Output and Approval Rules
- Present the result and wait for explicit approval.
- If
{USR_PREFERRED_LANGUAGE} is English, use this exact format:
{English commit message}
- If
{USR_PREFERRED_LANGUAGE} is not English, use this exact format:
{English commit message}
{{USR_PREFERRED_LANGUAGE} preview}
- Keep the
{USR_PREFERRED_LANGUAGE} preview aligned with the English message
in paragraph count, paragraph order, and meaning for every commit type.
- Do not create
commit_message.txt or run git commit before explicit approval.
- Write only the English message into
commit_message.txt.
Example
This example shows the required complete format for a compliant commit message.
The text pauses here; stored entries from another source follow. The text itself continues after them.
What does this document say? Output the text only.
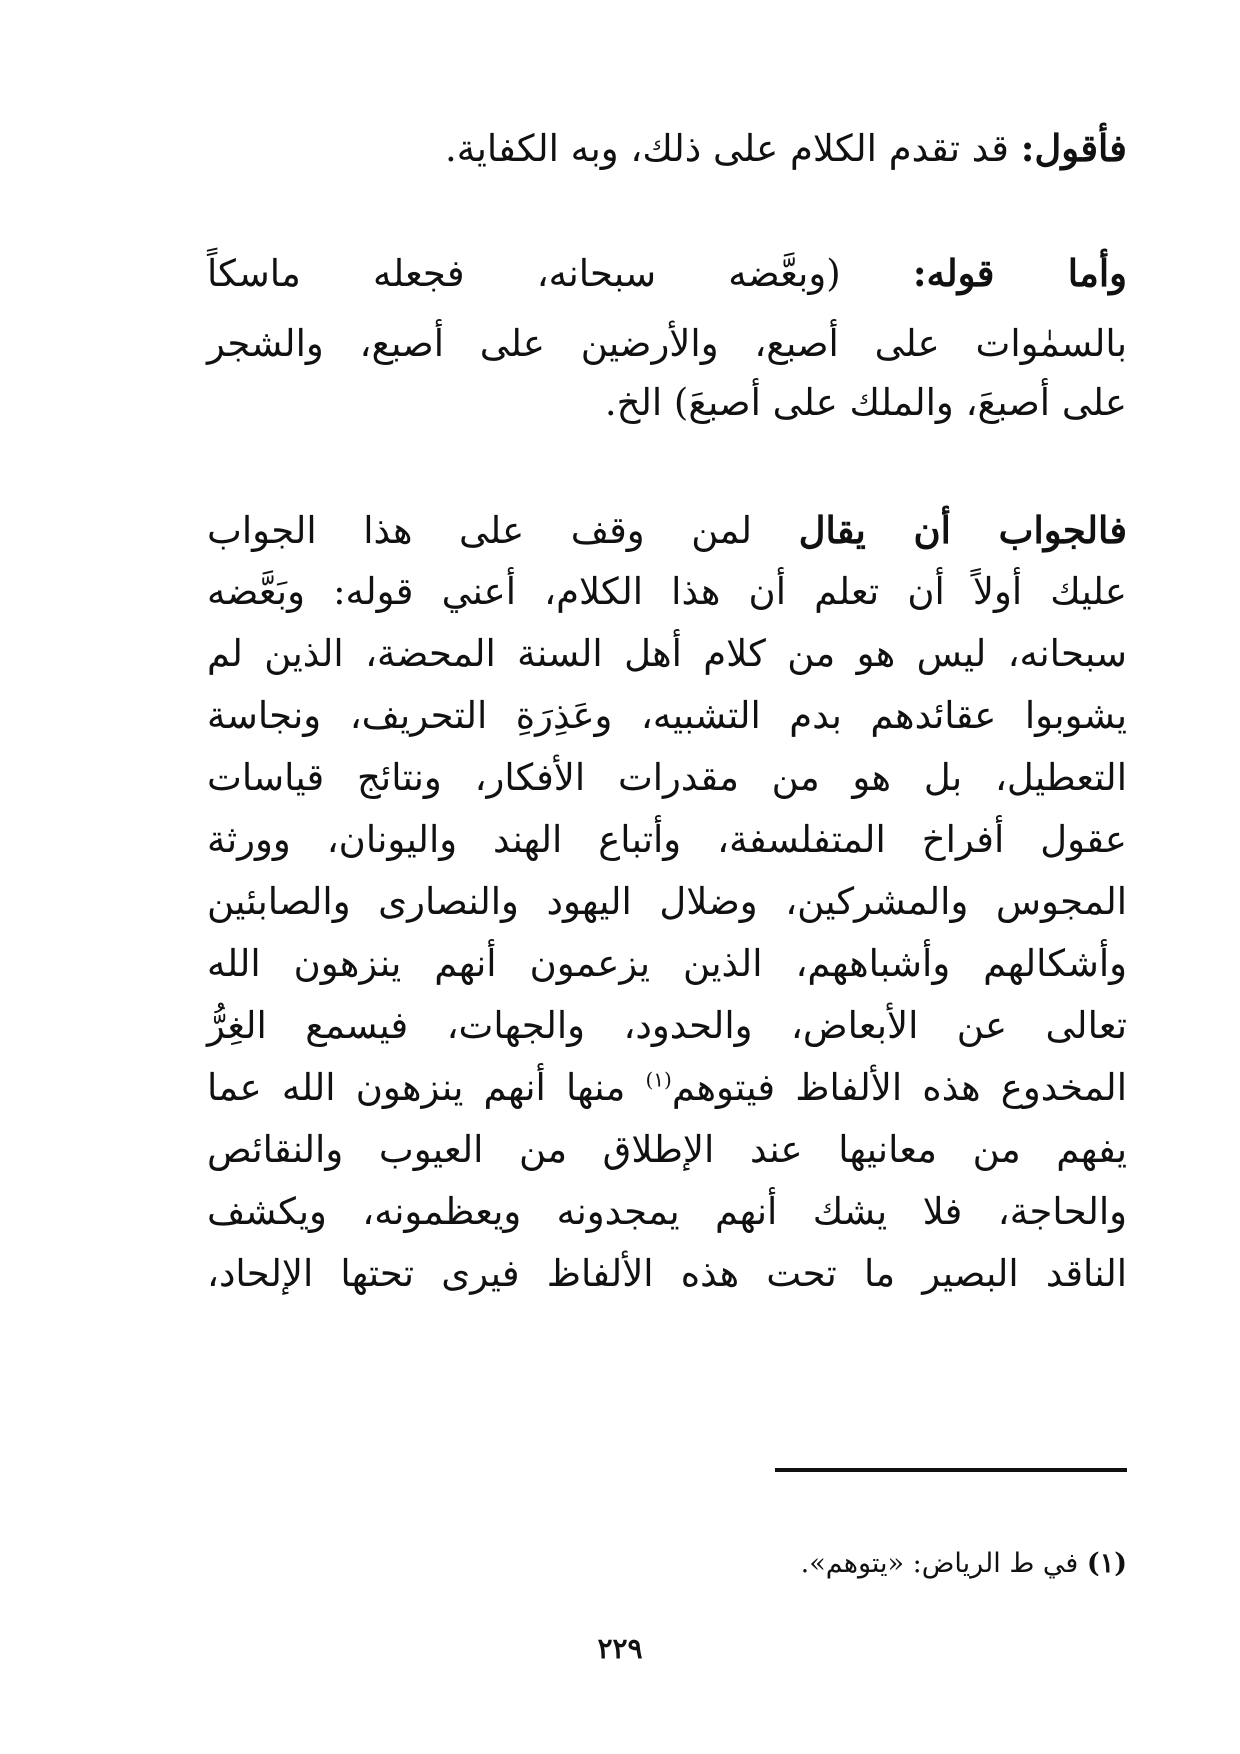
فأقول: قد تقدم الكلام على ذلك، وبه الكفاية.
وأما قوله: (وبعَّضه سبحانه، فجعله ماسكاً
بالسمٰوات على أصبع، والأرضين على أصبع، والشجر
على أصبعَ، والملك على أصبعَ) الخ.
فالجواب أن يقال لمن وقف على هذا الجواب
عليك أولاً أن تعلم أن هذا الكلام، أعني قوله: وبَعَّضه
سبحانه، ليس هو من كلام أهل السنة المحضة، الذين لم
يشوبوا عقائدهم بدم التشبيه، وعَذِرَةِ التحريف، ونجاسة
التعطيل، بل هو من مقدرات الأفكار، ونتائج قياسات
عقول أفراخ المتفلسفة، وأتباع الهند واليونان، وورثة
المجوس والمشركين، وضلال اليهود والنصارى والصابئين
وأشكالهم وأشباههم، الذين يزعمون أنهم ينزهون الله
تعالى عن الأبعاض، والحدود، والجهات، فيسمع الغِرُّ
المخدوع هذه الألفاظ فيتوهم$^{(١)}$ منها أنهم ينزهون الله عما
يفهم من معانيها عند الإطلاق من العيوب والنقائص
والحاجة، فلا يشك أنهم يمجدونه ويعظمونه، ويكشف
الناقد البصير ما تحت هذه الألفاظ فيرى تحتها الإلحاد،
(١) في ط الرياض: «يتوهم».
٢٢٩
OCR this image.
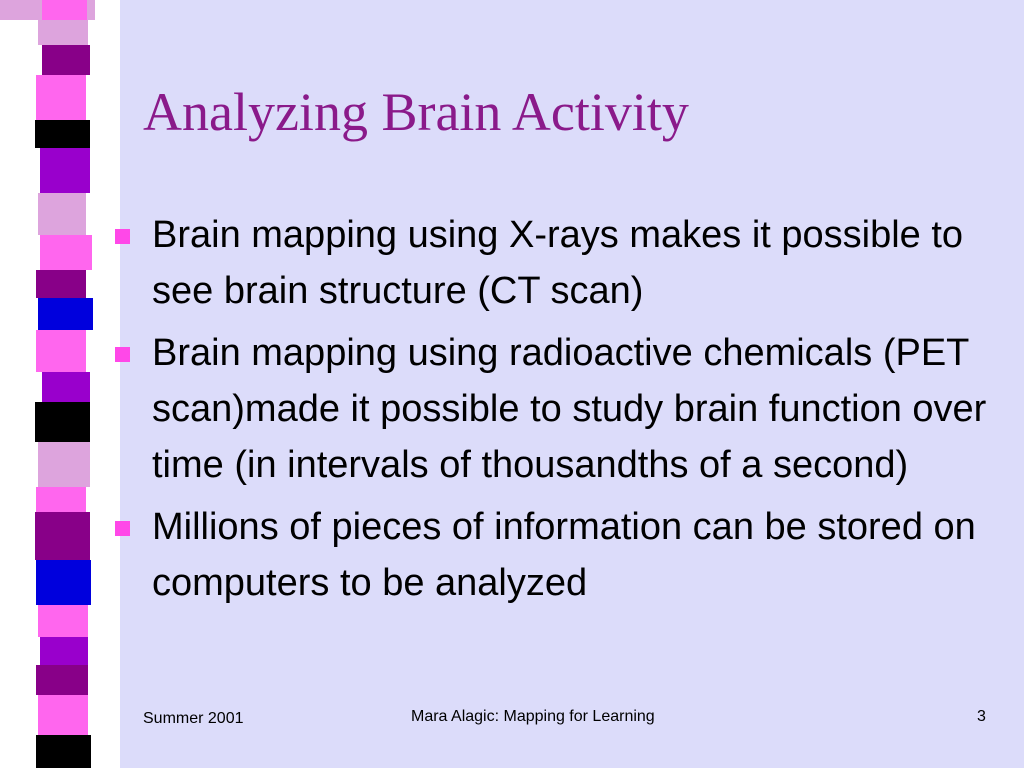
Analyzing Brain Activity
Brain mapping using X-rays makes it possible to see brain structure (CT scan)
Brain mapping using radioactive chemicals (PET scan)made it possible to study brain function over time (in intervals of thousandths of a second)
Millions of pieces of information can be stored on computers to be analyzed
Summer 2001	Mara Alagic: Mapping for Learning	3
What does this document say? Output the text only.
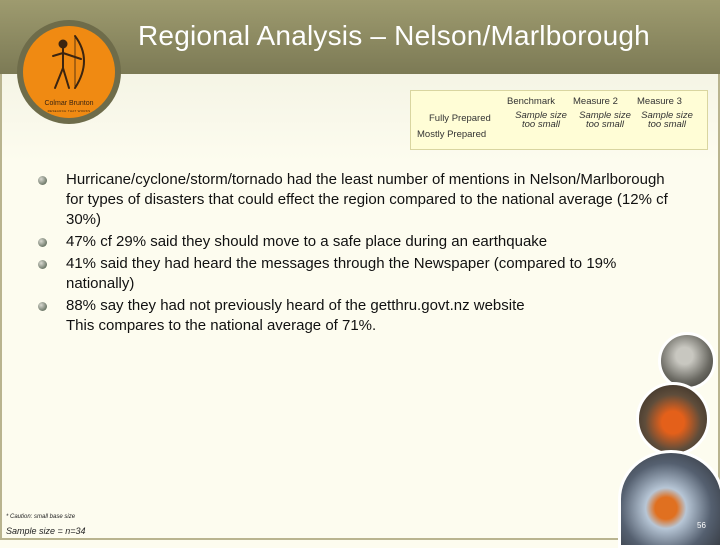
Regional Analysis – Nelson/Marlborough
Colmar Brunton
RESEARCH THAT WORKS
Benchmark Measure 2 Measure 3
Fully Prepared
Mostly Prepared
Sample size too small
Sample size too small
Sample size too small
Hurricane/cyclone/storm/tornado had the least number of mentions in Nelson/Marlborough for types of disasters that could effect the region compared to the national average (12% cf 30%)
47% cf 29% said they should move to a safe place during an earthquake
41% said they had heard the messages through the Newspaper (compared to 19% nationally)
88% say they had not previously heard of the getthru.govt.nz website
This compares to the national average of 71%.
* Caution: small base size
Sample size = n=34
56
fix(screenshot): defer overlay capture until view appears
Overlay capture started before the view hierarchy was stable, which caused a startup race and could crash screenshot translation.
Move screenshot capture out of the overlay initializer and begin it only after the view appears and layout is ready.
This restores stable screenshot translation startup and prevents the layout conflicts caused by the race.
The second block below demonstrates a non-English preview. It is not written to
commit_message.txt.
fix(screenshot): 推迟悬浮层截图直到视图出现后再执行
悬浮层在视图层级尚未稳定时就启动截图,触发了启动阶段的竞态,并可能导致截图翻译崩溃。
将截图操作从悬浮层初始化方法中移出,改为在视图出现且布局就绪后再开始执行。
此修改恢复了截图翻译启动流程的稳定性,并避免了该竞态导致的布局冲突问题。